Начальник стоит у стола с бумагами, с солдатским, неуклюже красным лицом, в мундире и с несходящим выражением строгости, непреклонного, раз заведенного порядка. Но когда она подходит, и он жмет маленькую стройную руку, и в его глаза глядят сияющие из глубины глаз звезды, и алеет на щеках румянец, к выражению на его лице, что он строг и неукоснителен по службе, что не может быть речи ни о каких отклонениях от заведенного порядка, что здесь — каторга, и это так и понимать надо, — к этому раз навсегда застывшему выражению примешивается новое: что она появляется среди этого гиблого места, как цветок среди пустыни, и что он ее внимательно слушает.
— Чем могу служить? Садитесь, пожалуйста.
«Да, я понимаю, — говорит она свободными легкими движениями, — я понимаю, здесь каторга… И все-таки я красива и молода…»
— Я здесь в качестве члена географического общества. Видите ли… Вот открытый лист.
Он берет протянутую бумагу и читает, не то удивленно, не то внимательно подняв брови. И постепенно привычное выражение слегка меняется, и в него входит новое выражение, что и она с этого момента включается в тот неуклонный порядок, представителем и слугою которого он здесь является.

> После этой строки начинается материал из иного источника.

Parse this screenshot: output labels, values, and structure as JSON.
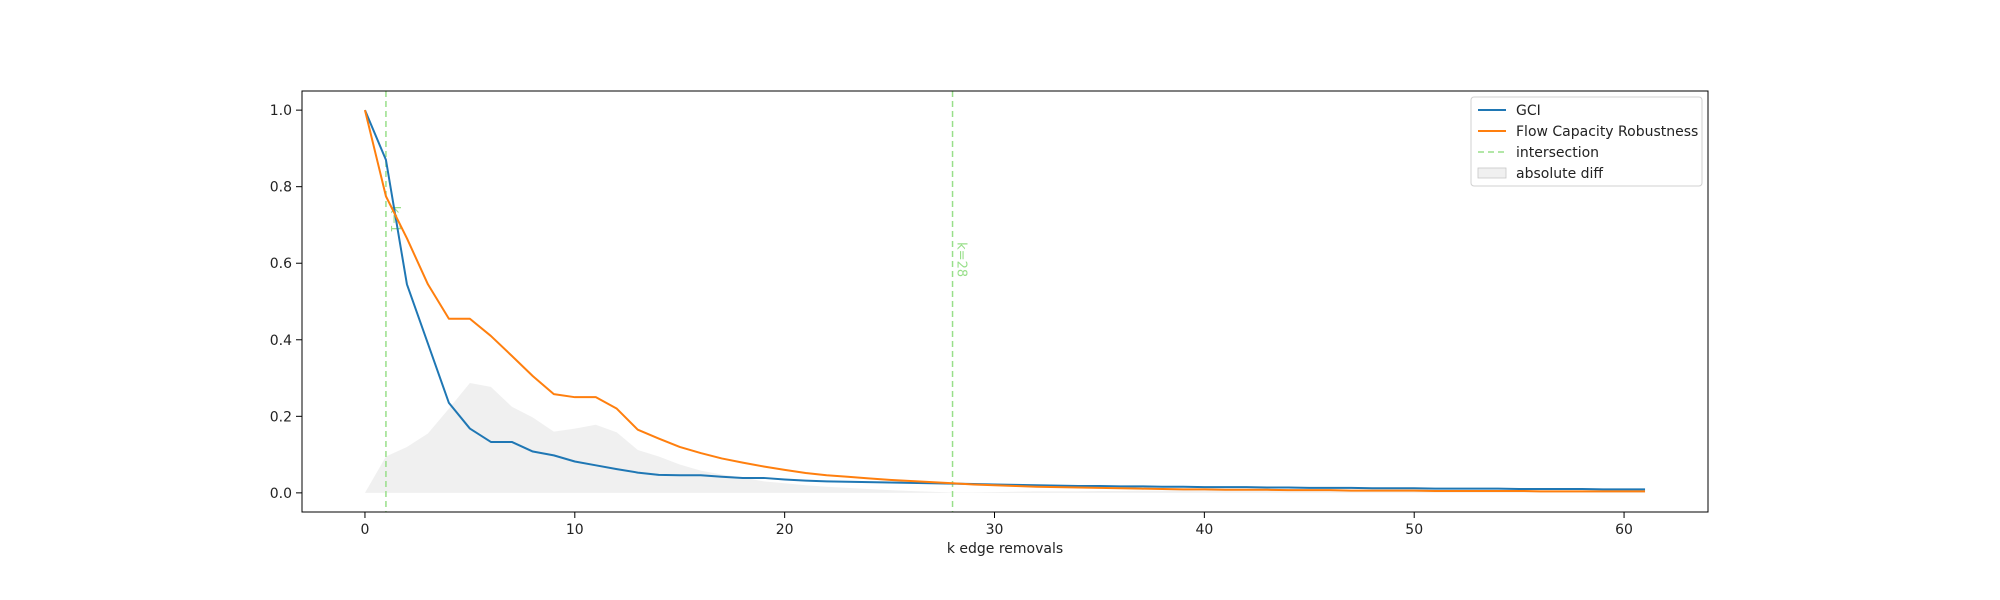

— Так-с… содействие… Но чем я могу быть полезен?
— Среди других моих научных наблюдений… мы… — она подыскивает слова, — мне поручено, между прочим…

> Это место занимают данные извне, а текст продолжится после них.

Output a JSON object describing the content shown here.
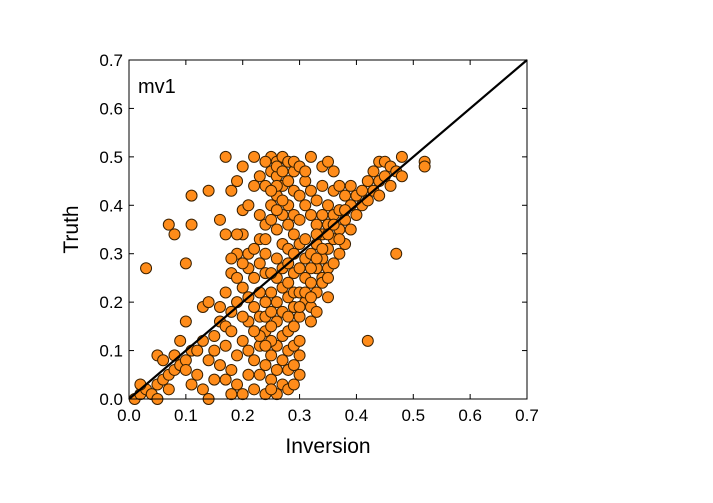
{
  "chart_data": {
    "type": "scatter",
    "title": "",
    "annotation": "mv1",
    "xlabel": "Inversion",
    "ylabel": "Truth",
    "xlim": [
      0.0,
      0.7
    ],
    "ylim": [
      0.0,
      0.7
    ],
    "xticks": [
      "0.0",
      "0.1",
      "0.2",
      "0.3",
      "0.4",
      "0.5",
      "0.6",
      "0.7"
    ],
    "yticks": [
      "0.0",
      "0.1",
      "0.2",
      "0.3",
      "0.4",
      "0.5",
      "0.6",
      "0.7"
    ],
    "grid": false,
    "marker_color": "#ff8c1a",
    "marker_edge": "#3a2000",
    "reference_line": {
      "x": [
        0.0,
        0.7
      ],
      "y": [
        0.0,
        0.7
      ],
      "color": "#000000"
    },
    "points": [
      [
        0.01,
        0.0
      ],
      [
        0.02,
        0.01
      ],
      [
        0.03,
        0.02
      ],
      [
        0.02,
        0.03
      ],
      [
        0.04,
        0.01
      ],
      [
        0.05,
        0.03
      ],
      [
        0.05,
        0.0
      ],
      [
        0.06,
        0.04
      ],
      [
        0.07,
        0.02
      ],
      [
        0.07,
        0.05
      ],
      [
        0.08,
        0.06
      ],
      [
        0.09,
        0.07
      ],
      [
        0.05,
        0.09
      ],
      [
        0.06,
        0.08
      ],
      [
        0.08,
        0.09
      ],
      [
        0.1,
        0.08
      ],
      [
        0.11,
        0.1
      ],
      [
        0.09,
        0.12
      ],
      [
        0.1,
        0.16
      ],
      [
        0.12,
        0.1
      ],
      [
        0.13,
        0.12
      ],
      [
        0.13,
        0.19
      ],
      [
        0.14,
        0.2
      ],
      [
        0.15,
        0.13
      ],
      [
        0.16,
        0.16
      ],
      [
        0.17,
        0.15
      ],
      [
        0.14,
        0.08
      ],
      [
        0.12,
        0.05
      ],
      [
        0.13,
        0.02
      ],
      [
        0.14,
        0.0
      ],
      [
        0.15,
        0.04
      ],
      [
        0.16,
        0.07
      ],
      [
        0.1,
        0.06
      ],
      [
        0.11,
        0.03
      ],
      [
        0.03,
        0.27
      ],
      [
        0.07,
        0.36
      ],
      [
        0.08,
        0.34
      ],
      [
        0.1,
        0.28
      ],
      [
        0.11,
        0.42
      ],
      [
        0.11,
        0.36
      ],
      [
        0.14,
        0.43
      ],
      [
        0.17,
        0.5
      ],
      [
        0.16,
        0.37
      ],
      [
        0.17,
        0.34
      ],
      [
        0.18,
        0.43
      ],
      [
        0.19,
        0.45
      ],
      [
        0.2,
        0.48
      ],
      [
        0.2,
        0.39
      ],
      [
        0.19,
        0.3
      ],
      [
        0.18,
        0.26
      ],
      [
        0.17,
        0.22
      ],
      [
        0.18,
        0.18
      ],
      [
        0.19,
        0.2
      ],
      [
        0.2,
        0.23
      ],
      [
        0.21,
        0.27
      ],
      [
        0.22,
        0.5
      ],
      [
        0.22,
        0.44
      ],
      [
        0.21,
        0.4
      ],
      [
        0.2,
        0.34
      ],
      [
        0.21,
        0.3
      ],
      [
        0.22,
        0.25
      ],
      [
        0.23,
        0.22
      ],
      [
        0.24,
        0.26
      ],
      [
        0.22,
        0.19
      ],
      [
        0.21,
        0.16
      ],
      [
        0.2,
        0.12
      ],
      [
        0.19,
        0.09
      ],
      [
        0.18,
        0.06
      ],
      [
        0.19,
        0.03
      ],
      [
        0.2,
        0.01
      ],
      [
        0.21,
        0.05
      ],
      [
        0.22,
        0.08
      ],
      [
        0.23,
        0.11
      ],
      [
        0.24,
        0.14
      ],
      [
        0.23,
        0.17
      ],
      [
        0.24,
        0.2
      ],
      [
        0.25,
        0.22
      ],
      [
        0.24,
        0.3
      ],
      [
        0.23,
        0.33
      ],
      [
        0.24,
        0.36
      ],
      [
        0.25,
        0.4
      ],
      [
        0.24,
        0.44
      ],
      [
        0.25,
        0.47
      ],
      [
        0.25,
        0.5
      ],
      [
        0.26,
        0.49
      ],
      [
        0.27,
        0.5
      ],
      [
        0.26,
        0.46
      ],
      [
        0.27,
        0.44
      ],
      [
        0.26,
        0.42
      ],
      [
        0.27,
        0.38
      ],
      [
        0.26,
        0.35
      ],
      [
        0.27,
        0.32
      ],
      [
        0.26,
        0.29
      ],
      [
        0.27,
        0.27
      ],
      [
        0.26,
        0.25
      ],
      [
        0.27,
        0.23
      ],
      [
        0.26,
        0.2
      ],
      [
        0.27,
        0.18
      ],
      [
        0.26,
        0.16
      ],
      [
        0.27,
        0.13
      ],
      [
        0.26,
        0.11
      ],
      [
        0.27,
        0.08
      ],
      [
        0.26,
        0.06
      ],
      [
        0.27,
        0.03
      ],
      [
        0.26,
        0.01
      ],
      [
        0.25,
        0.04
      ],
      [
        0.25,
        0.09
      ],
      [
        0.24,
        0.07
      ],
      [
        0.25,
        0.12
      ],
      [
        0.25,
        0.15
      ],
      [
        0.24,
        0.17
      ],
      [
        0.25,
        0.18
      ],
      [
        0.28,
        0.02
      ],
      [
        0.28,
        0.06
      ],
      [
        0.28,
        0.1
      ],
      [
        0.28,
        0.14
      ],
      [
        0.28,
        0.17
      ],
      [
        0.28,
        0.21
      ],
      [
        0.28,
        0.24
      ],
      [
        0.28,
        0.28
      ],
      [
        0.28,
        0.31
      ],
      [
        0.28,
        0.36
      ],
      [
        0.28,
        0.4
      ],
      [
        0.28,
        0.45
      ],
      [
        0.28,
        0.49
      ],
      [
        0.29,
        0.47
      ],
      [
        0.29,
        0.43
      ],
      [
        0.29,
        0.38
      ],
      [
        0.29,
        0.34
      ],
      [
        0.29,
        0.3
      ],
      [
        0.29,
        0.26
      ],
      [
        0.29,
        0.22
      ],
      [
        0.29,
        0.19
      ],
      [
        0.29,
        0.15
      ],
      [
        0.29,
        0.11
      ],
      [
        0.29,
        0.07
      ],
      [
        0.29,
        0.03
      ],
      [
        0.3,
        0.05
      ],
      [
        0.3,
        0.12
      ],
      [
        0.3,
        0.17
      ],
      [
        0.3,
        0.22
      ],
      [
        0.3,
        0.27
      ],
      [
        0.3,
        0.32
      ],
      [
        0.3,
        0.37
      ],
      [
        0.31,
        0.2
      ],
      [
        0.31,
        0.25
      ],
      [
        0.31,
        0.29
      ],
      [
        0.31,
        0.33
      ],
      [
        0.31,
        0.4
      ],
      [
        0.31,
        0.45
      ],
      [
        0.32,
        0.5
      ],
      [
        0.32,
        0.43
      ],
      [
        0.32,
        0.3
      ],
      [
        0.32,
        0.24
      ],
      [
        0.32,
        0.19
      ],
      [
        0.33,
        0.22
      ],
      [
        0.33,
        0.27
      ],
      [
        0.33,
        0.32
      ],
      [
        0.33,
        0.36
      ],
      [
        0.33,
        0.41
      ],
      [
        0.34,
        0.48
      ],
      [
        0.34,
        0.44
      ],
      [
        0.34,
        0.38
      ],
      [
        0.34,
        0.34
      ],
      [
        0.34,
        0.29
      ],
      [
        0.34,
        0.25
      ],
      [
        0.35,
        0.21
      ],
      [
        0.35,
        0.27
      ],
      [
        0.35,
        0.31
      ],
      [
        0.35,
        0.36
      ],
      [
        0.35,
        0.4
      ],
      [
        0.35,
        0.49
      ],
      [
        0.36,
        0.47
      ],
      [
        0.36,
        0.43
      ],
      [
        0.36,
        0.38
      ],
      [
        0.36,
        0.33
      ],
      [
        0.36,
        0.28
      ],
      [
        0.37,
        0.3
      ],
      [
        0.37,
        0.35
      ],
      [
        0.37,
        0.39
      ],
      [
        0.37,
        0.44
      ],
      [
        0.38,
        0.42
      ],
      [
        0.38,
        0.37
      ],
      [
        0.38,
        0.32
      ],
      [
        0.39,
        0.35
      ],
      [
        0.39,
        0.4
      ],
      [
        0.39,
        0.44
      ],
      [
        0.4,
        0.42
      ],
      [
        0.4,
        0.38
      ],
      [
        0.41,
        0.4
      ],
      [
        0.41,
        0.43
      ],
      [
        0.42,
        0.41
      ],
      [
        0.42,
        0.45
      ],
      [
        0.43,
        0.43
      ],
      [
        0.43,
        0.47
      ],
      [
        0.44,
        0.42
      ],
      [
        0.44,
        0.45
      ],
      [
        0.44,
        0.49
      ],
      [
        0.45,
        0.46
      ],
      [
        0.45,
        0.49
      ],
      [
        0.46,
        0.44
      ],
      [
        0.46,
        0.48
      ],
      [
        0.47,
        0.47
      ],
      [
        0.48,
        0.5
      ],
      [
        0.48,
        0.46
      ],
      [
        0.47,
        0.3
      ],
      [
        0.42,
        0.12
      ],
      [
        0.52,
        0.49
      ],
      [
        0.52,
        0.48
      ],
      [
        0.32,
        0.16
      ],
      [
        0.3,
        0.09
      ],
      [
        0.23,
        0.05
      ],
      [
        0.22,
        0.02
      ],
      [
        0.24,
        0.01
      ],
      [
        0.25,
        0.02
      ],
      [
        0.21,
        0.1
      ],
      [
        0.23,
        0.13
      ],
      [
        0.22,
        0.14
      ],
      [
        0.24,
        0.11
      ],
      [
        0.25,
        0.26
      ],
      [
        0.23,
        0.28
      ],
      [
        0.22,
        0.31
      ],
      [
        0.24,
        0.33
      ],
      [
        0.23,
        0.38
      ],
      [
        0.25,
        0.37
      ],
      [
        0.26,
        0.39
      ],
      [
        0.27,
        0.41
      ],
      [
        0.26,
        0.44
      ],
      [
        0.25,
        0.43
      ],
      [
        0.2,
        0.28
      ],
      [
        0.19,
        0.25
      ],
      [
        0.21,
        0.21
      ],
      [
        0.2,
        0.17
      ],
      [
        0.18,
        0.14
      ],
      [
        0.17,
        0.11
      ],
      [
        0.16,
        0.19
      ],
      [
        0.15,
        0.1
      ],
      [
        0.18,
        0.01
      ],
      [
        0.17,
        0.04
      ],
      [
        0.18,
        0.29
      ],
      [
        0.19,
        0.34
      ],
      [
        0.24,
        0.49
      ],
      [
        0.23,
        0.46
      ],
      [
        0.26,
        0.48
      ],
      [
        0.27,
        0.47
      ],
      [
        0.29,
        0.49
      ],
      [
        0.3,
        0.48
      ],
      [
        0.31,
        0.47
      ],
      [
        0.3,
        0.42
      ],
      [
        0.32,
        0.38
      ],
      [
        0.33,
        0.34
      ],
      [
        0.34,
        0.31
      ],
      [
        0.35,
        0.34
      ],
      [
        0.36,
        0.36
      ],
      [
        0.37,
        0.33
      ],
      [
        0.38,
        0.39
      ],
      [
        0.33,
        0.29
      ],
      [
        0.32,
        0.27
      ],
      [
        0.31,
        0.22
      ],
      [
        0.3,
        0.19
      ],
      [
        0.32,
        0.21
      ],
      [
        0.34,
        0.24
      ],
      [
        0.35,
        0.25
      ],
      [
        0.33,
        0.18
      ]
    ]
  }
}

Натянутая струна тонко звучит, каждую секунду готова лопнуть…
— …в данный момент мне необходимо собрать данные и наблюдения метеорологических станций, такие данные, которые не укладываются в обычные цифровые отчеты… Между прочим, меня чрезвычайно интересует вопрос: производятся ли у вас глубоко почвенные термические измерения? Ведь у вас тут рудники и метеорологическая станция?
Официальное выражение понемногу сползает с его лица, глазки сделались маленькими и глядят щелочками.

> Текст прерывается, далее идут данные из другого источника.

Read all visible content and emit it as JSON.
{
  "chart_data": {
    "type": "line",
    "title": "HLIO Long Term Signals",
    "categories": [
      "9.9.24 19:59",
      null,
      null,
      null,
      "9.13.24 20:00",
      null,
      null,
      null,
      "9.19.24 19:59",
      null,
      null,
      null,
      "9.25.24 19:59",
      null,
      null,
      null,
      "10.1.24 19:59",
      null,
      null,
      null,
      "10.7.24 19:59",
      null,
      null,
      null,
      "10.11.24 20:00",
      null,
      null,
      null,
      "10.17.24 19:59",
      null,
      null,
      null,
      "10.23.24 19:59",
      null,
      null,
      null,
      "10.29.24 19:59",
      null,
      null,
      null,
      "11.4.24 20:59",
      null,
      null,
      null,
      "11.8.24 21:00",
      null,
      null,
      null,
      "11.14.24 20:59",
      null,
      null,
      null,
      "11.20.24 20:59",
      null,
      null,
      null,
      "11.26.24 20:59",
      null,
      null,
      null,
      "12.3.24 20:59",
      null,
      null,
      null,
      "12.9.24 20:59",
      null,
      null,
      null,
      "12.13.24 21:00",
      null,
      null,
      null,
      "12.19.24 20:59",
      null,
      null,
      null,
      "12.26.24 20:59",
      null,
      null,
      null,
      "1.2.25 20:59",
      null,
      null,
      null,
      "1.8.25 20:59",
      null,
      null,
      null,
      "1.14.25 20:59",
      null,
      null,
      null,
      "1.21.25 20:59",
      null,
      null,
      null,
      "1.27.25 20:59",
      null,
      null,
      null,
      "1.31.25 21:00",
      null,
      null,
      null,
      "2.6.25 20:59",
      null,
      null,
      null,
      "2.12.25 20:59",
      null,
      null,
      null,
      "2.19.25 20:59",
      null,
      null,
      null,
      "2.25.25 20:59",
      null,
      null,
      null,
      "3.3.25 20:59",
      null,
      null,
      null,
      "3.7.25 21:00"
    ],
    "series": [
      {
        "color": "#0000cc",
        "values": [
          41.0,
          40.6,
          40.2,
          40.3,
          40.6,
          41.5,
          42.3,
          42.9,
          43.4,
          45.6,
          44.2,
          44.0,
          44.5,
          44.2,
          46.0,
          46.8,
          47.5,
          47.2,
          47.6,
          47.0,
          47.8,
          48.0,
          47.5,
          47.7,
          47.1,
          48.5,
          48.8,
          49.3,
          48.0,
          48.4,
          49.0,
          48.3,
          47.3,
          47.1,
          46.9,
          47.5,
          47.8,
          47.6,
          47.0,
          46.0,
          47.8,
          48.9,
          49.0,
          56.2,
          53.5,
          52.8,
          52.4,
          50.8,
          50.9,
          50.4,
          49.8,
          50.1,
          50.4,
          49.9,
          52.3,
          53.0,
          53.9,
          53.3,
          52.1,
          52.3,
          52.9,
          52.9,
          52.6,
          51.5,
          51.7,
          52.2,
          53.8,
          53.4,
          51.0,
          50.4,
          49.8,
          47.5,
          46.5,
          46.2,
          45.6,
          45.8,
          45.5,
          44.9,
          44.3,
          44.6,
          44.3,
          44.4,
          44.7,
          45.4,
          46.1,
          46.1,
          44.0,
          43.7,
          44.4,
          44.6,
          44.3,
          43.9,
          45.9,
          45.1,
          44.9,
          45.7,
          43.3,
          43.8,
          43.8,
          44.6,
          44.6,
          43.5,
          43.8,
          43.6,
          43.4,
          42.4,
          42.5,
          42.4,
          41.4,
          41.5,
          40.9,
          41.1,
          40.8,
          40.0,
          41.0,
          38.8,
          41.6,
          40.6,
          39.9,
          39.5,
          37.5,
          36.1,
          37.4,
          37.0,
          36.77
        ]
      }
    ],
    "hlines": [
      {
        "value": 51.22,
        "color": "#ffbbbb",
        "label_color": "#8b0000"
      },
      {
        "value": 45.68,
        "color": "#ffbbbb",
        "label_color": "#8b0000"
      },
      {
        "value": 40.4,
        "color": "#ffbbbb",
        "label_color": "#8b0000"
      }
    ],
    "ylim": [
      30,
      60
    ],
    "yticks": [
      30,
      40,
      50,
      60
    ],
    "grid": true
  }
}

«Кончено!..» — бьет молотом… Застывшая темная ночь, длинный арестантский халат, поникшая голова, усталые печальные глаза… «Кончено!..» Она опускает ресницы.
В комнате дрожит смех, раскатистый, веселый.
— А не боитесь вы ездить одна? А?
— Чего же бояться?
— Н-но… Все-таки… Нда-а. Пойдемте-ка чай пить.
Он подымается, ловко щелкает каблуками и пропускает ее вперед. Она идет, как сомнамбула, среди мертвого холодного тумана… «Ручка земле предалась… земле, земле предалась… почернела… рассыпалась…» Ночь и усталые печальные глаза… А на губах улыбка, в глазах звезды, и на щеках играет румянец…
— Я вам должен откровенно сказать: в метеорологии смыслю столько же, сколько сазан в Библии… Хе-хе-хе!..
— Но позвольте, у вас же метеорологическая станция, и вы заведуете ею.
— Вот то-то, что не заведую, а заведует тут политический каторжанин… вечный.
Она смотрит на него широко раскрытыми глазами, как будто слово «вечный» слышит впервые и впервые понимает весь ужас его.